Мой же метод обычно заключался в том, чтобы перестать дышать.
Хотя за время пребывания в Ботсване я перевидал сотни, если не тысячи этих громадных и грациозных животных, я так и не смог отделаться от чувства страха перед ними, пускай и смешанного с возбуждением, восторгом и благоговением от их созерцания. Вот и сейчас, когда слониха со слоненком прошли передо мною едва ли не в тридцати ярдах, я ощутил, как меня захлестывает волна настоящего ужаса. Больше всего хотелось убежать. Когда тень первого слона упала на окно, я осторожно, словно ретирующийся вор-домушник, отступил назад. И конечно же, натолкнулся на письменный стол, в результате чего груда книг на нем сначала приняла образ падающей башни, затем покачнулась и, наконец, с шумом обрушилась на деревянный пол. Через миг, огласив хижину звучным грохотом, к ней присоединился и я. Просидев так несколько секунд, напряженно вслушиваясь, я как можно тише поднялся на ноги и выглянул в окно. Меня тут же прошиб пот.
Теперь глаза слонихи были широко раскрыты. Она повернула ко мне три четверти своей туши и инстинктивно подняла переднюю ногу, в процессе сего действа потрясая бивнями. Ее явно напуганный детеныш с проворностью, достойной удивления, встал на дыбы рядом с мамашей и уставился на меня.
Я уставился на него.
Слоны неизменно притворяются, будто нападают. Но это лишь показуха. Берет свое материнский инстинкт.
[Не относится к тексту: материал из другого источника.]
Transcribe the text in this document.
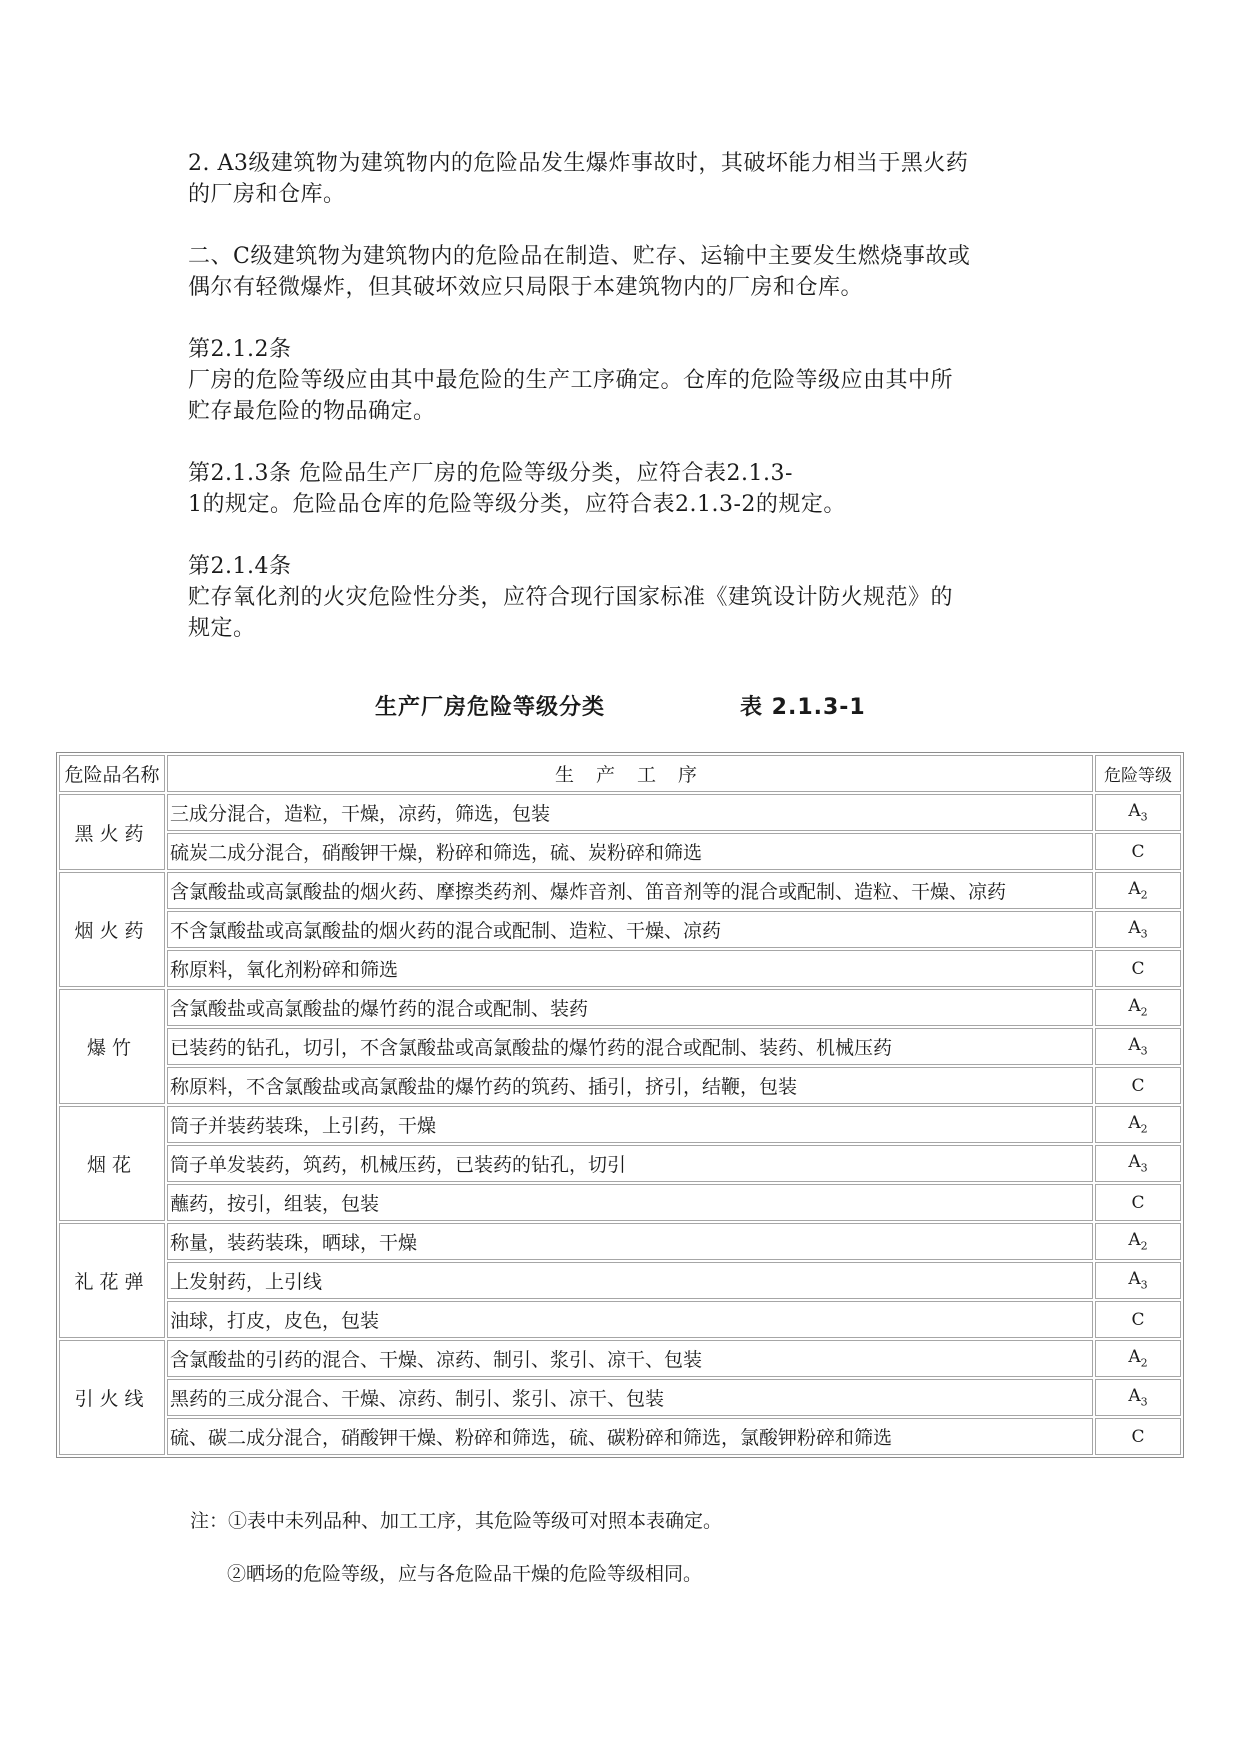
2. A3级建筑物为建筑物内的危险品发生爆炸事故时，其破坏能力相当于黑火药
的厂房和仓库。

二、C级建筑物为建筑物内的危险品在制造、贮存、运输中主要发生燃烧事故或
偶尔有轻微爆炸，但其破坏效应只局限于本建筑物内的厂房和仓库。

第2.1.2条
厂房的危险等级应由其中最危险的生产工序确定。仓库的危险等级应由其中所
贮存最危险的物品确定。

第2.1.3条 危险品生产厂房的危险等级分类，应符合表2.1.3-
1的规定。危险品仓库的危险等级分类，应符合表2.1.3-2的规定。

第2.1.4条
贮存氧化剂的火灾危险性分类，应符合现行国家标准《建筑设计防火规范》的
规定。

生产厂房危险等级分类	表 2.1.3-1
危险品名称	生 产 工 序	危险等级
黑火药	三成分混合，造粒，干燥，凉药，筛选，包装	$A_3$
	硫炭二成分混合，硝酸钾干燥，粉碎和筛选，硫、炭粉碎和筛选	C
烟火药	含氯酸盐或高氯酸盐的烟火药、摩擦类药剂、爆炸音剂、笛音剂等的混合或配制、造粒、干燥、凉药	$A_2$
	不含氯酸盐或高氯酸盐的烟火药的混合或配制、造粒、干燥、凉药	$A_3$
	称原料，氧化剂粉碎和筛选	C
爆竹	含氯酸盐或高氯酸盐的爆竹药的混合或配制、装药	$A_2$
	已装药的钻孔，切引，不含氯酸盐或高氯酸盐的爆竹药的混合或配制、装药、机械压药	$A_3$
	称原料，不含氯酸盐或高氯酸盐的爆竹药的筑药、插引，挤引，结鞭，包装	C
烟花	筒子并装药装珠，上引药，干燥	$A_2$
	筒子单发装药，筑药，机械压药，已装药的钻孔，切引	$A_3$
	蘸药，按引，组装，包装	C
礼花弹	称量，装药装珠，晒球，干燥	$A_2$
	上发射药，上引线	$A_3$
	油球，打皮，皮色，包装	C
引火线	含氯酸盐的引药的混合、干燥、凉药、制引、浆引、凉干、包装	$A_2$
	黑药的三成分混合、干燥、凉药、制引、浆引、凉干、包装	$A_3$
	硫、碳二成分混合，硝酸钾干燥、粉碎和筛选，硫、碳粉碎和筛选，氯酸钾粉碎和筛选	C

注：①表中未列品种、加工工序，其危险等级可对照本表确定。

②晒场的危险等级，应与各危险品干燥的危险等级相同。
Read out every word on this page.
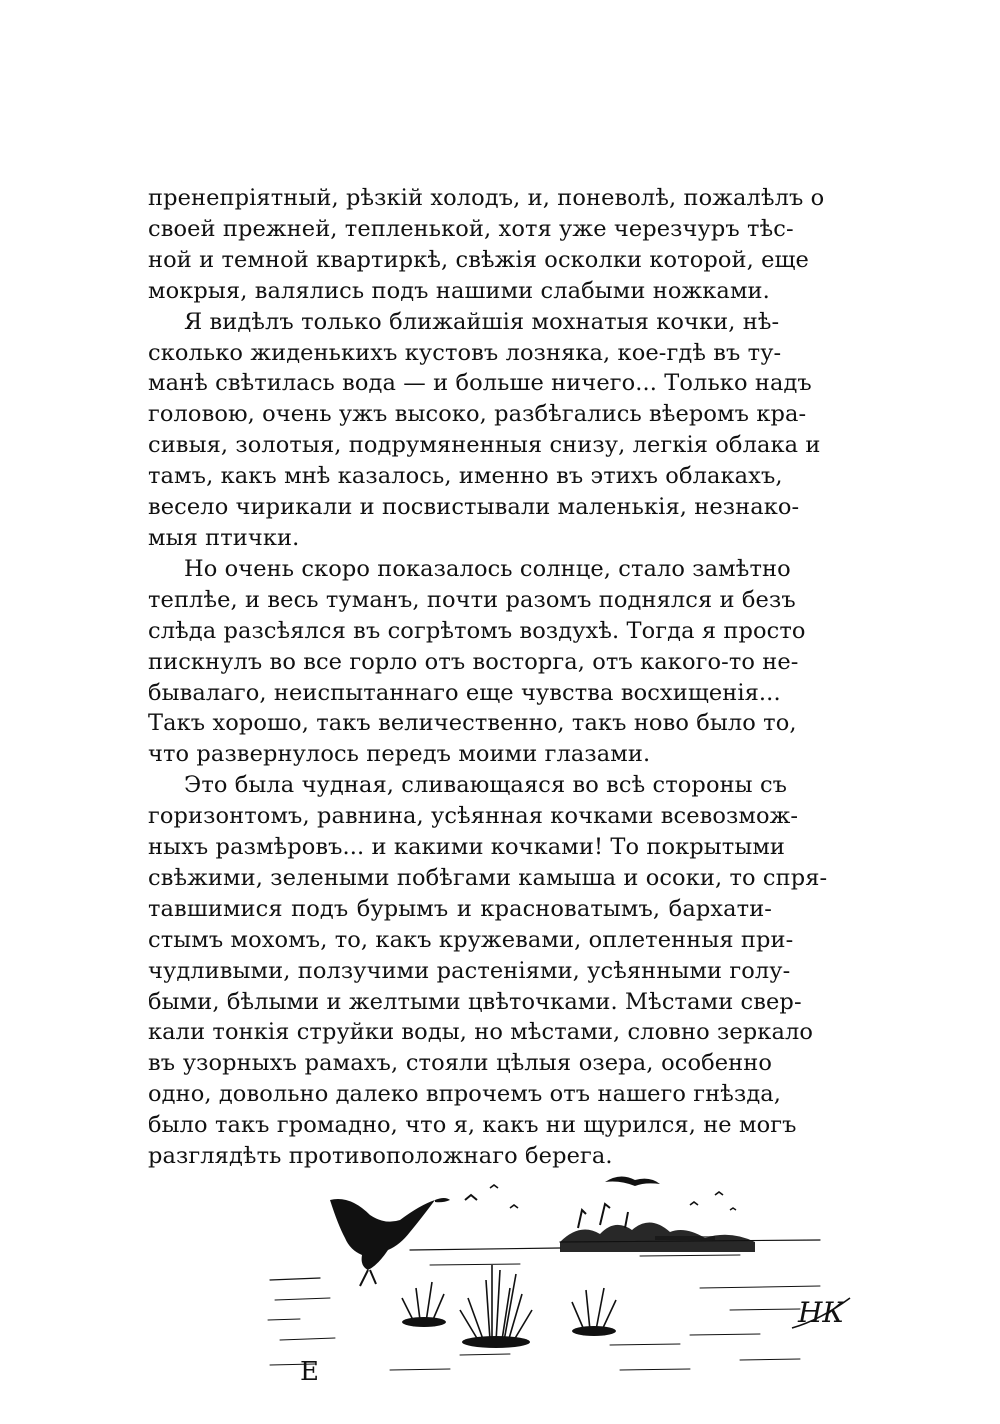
пренепріятный, рѣзкій холодъ, и, поневолѣ, пожалѣлъ о
своей прежней, тепленькой, хотя уже черезчуръ тѣс-
ной и темной квартиркѣ, свѣжія осколки которой, еще
мокрыя, валялись подъ нашими слабыми ножками.
Я видѣлъ только ближайшія мохнатыя кочки, нѣ-
сколько жиденькихъ кустовъ лозняка, кое-гдѣ въ ту-
манѣ свѣтилась вода — и больше ничего... Только надъ
головою, очень ужъ высоко, разбѣгались вѣеромъ кра-
сивыя, золотыя, подрумяненныя снизу, легкія облака и
тамъ, какъ мнѣ казалось, именно въ этихъ облакахъ,
весело чирикали и посвистывали маленькія, незнако-
мыя птички.
Но очень скоро показалось солнце, стало замѣтно
теплѣе, и весь туманъ, почти разомъ поднялся и безъ
слѣда разсѣялся въ согрѣтомъ воздухѣ. Тогда я просто
пискнулъ во все горло отъ восторга, отъ какого-то не-
бывалаго, неиспытаннаго еще чувства восхищенія...
Такъ хорошо, такъ величественно, такъ ново было то,
что развернулось передъ моими глазами.
Это была чудная, сливающаяся во всѣ стороны съ
горизонтомъ, равнина, усѣянная кочками всевозмож-
ныхъ размѣровъ... и какими кочками! То покрытыми
свѣжими, зелеными побѣгами камыша и осоки, то спря-
тавшимися подъ бурымъ и красноватымъ, бархати-
стымъ мохомъ, то, какъ кружевами, оплетенныя при-
чудливыми, ползучими растеніями, усѣянными голу-
быми, бѣлыми и желтыми цвѣточками. Мѣстами свер-
кали тонкія струйки воды, но мѣстами, словно зеркало
въ узорныхъ рамахъ, стояли цѣлыя озера, особенно
одно, довольно далеко впрочемъ отъ нашего гнѣзда,
было такъ громадно, что я, какъ ни щурился, не могъ
разглядѣть противоположнаго берега.
Е
НК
Вообще-то они ведь нечасто растаптывают предметы на своем пути, почему-то подумалось мне, когда я обозрел разгром, который учинила эта парочка: множество с корнем вырванных и поваленных деревьев и прочей раздавленной растительности. Моя лачужка была сделана из фанеры, жестяных листов да пригоршни гвоздей — в ней и стекол-то даже не было.
Впрочем, если слониха все-таки и нападет, то не всерьез, а лишь чтобы показать мне, кто здесь главный, — хотя на этот счет сомнений у меня как раз таки и не было. Потом она просто развернется, и они вдвоем с детенышем побредут прочь к реке напиться воды, пожевать листьев да вываляться в грязи.
Разве не так?
Высоко, выше крыши лачуги, подняв хобот, мамаша вывела меня из мечтательного оцепенения. Топнув ногой, слониха вострубила достаточно звучно, чтобы созвать мертвецов на Страшный суд. Не верите? Она и вправду проревела так громко, что у меня клацнули зубы и заслезились глаза.
Конечно же, при этом звуке в классе неизбежно поднялись шум и гам. Все четырнадцать моих учеников, до этого молча читавшие себе книжки, теперь из-за моего кувыркания оказались вырваны из воображаемых приключений. Прознав о наших гостях, ребятишки мигом позабыли про урок и, разбросав по полу карандаши, ластики и мелки, кто по партам, а кто под ними бросились к окну.
— Слоны, ой, какие хорошенькие! — пропищала Стелла, и ее толстые косички запрыгали вверх-вниз.
— Мистер Манго, а где слон?
— Что значит, где слон? — ответил я удивленно, не возразив, однако, против своего нового африканского прозвища. — В каком смысле? — Я нервно оглянулся на огромное животное снаружи. Затем, посмотрев вниз, я понял, что Блессингс еще слишком мал, чтобы видеть из окна. Не раздумывая, я поднял мальчугана, и он задергался и завертелся, стремясь разглядеть все получше. Ботле, обычно не выказывающий каких-либо признаков храбрости, энергично попытался вскарабкаться по моей правой ноге, чтобы самому все увидеть, хотя в этом ему весьма препятствовал его округлый животик. И одновременно с этим на меня с мольбой смотрела Олобогенг. Девчушка дергала меня за левый локоть, тоже желая посмотреть, из-за чего поднялся весь этот сыр-бор.
— Сядьте и — тс-с-с, — ради бога, успокойтесь! — взмолился я, сорвавшись на фальцет, стоило мне лишь оглянуться через плечо. Как обычно послушные, дети вернулись на места, кое-кто даже догадался поднять по пути свои книжки.
К моему величайшему облегчению, слоны, вероятно недовольные суетой в домике, пришли к заключению, что своего добились, и медленно двинулись по футбольной площадке. Я нервно смотрел им вслед: а вдруг передумают и вернутся.
— Мистер Манго, мистер Манго! — пропел неугомонный Кортни, сверкая от возбуждения голубыми глазками.
— Да, Кортни? Давай слезай со стула. А то опять свалишься! — При воспоминании о кровопролитии, случившемся на прошлой неделе, мне стало дурно.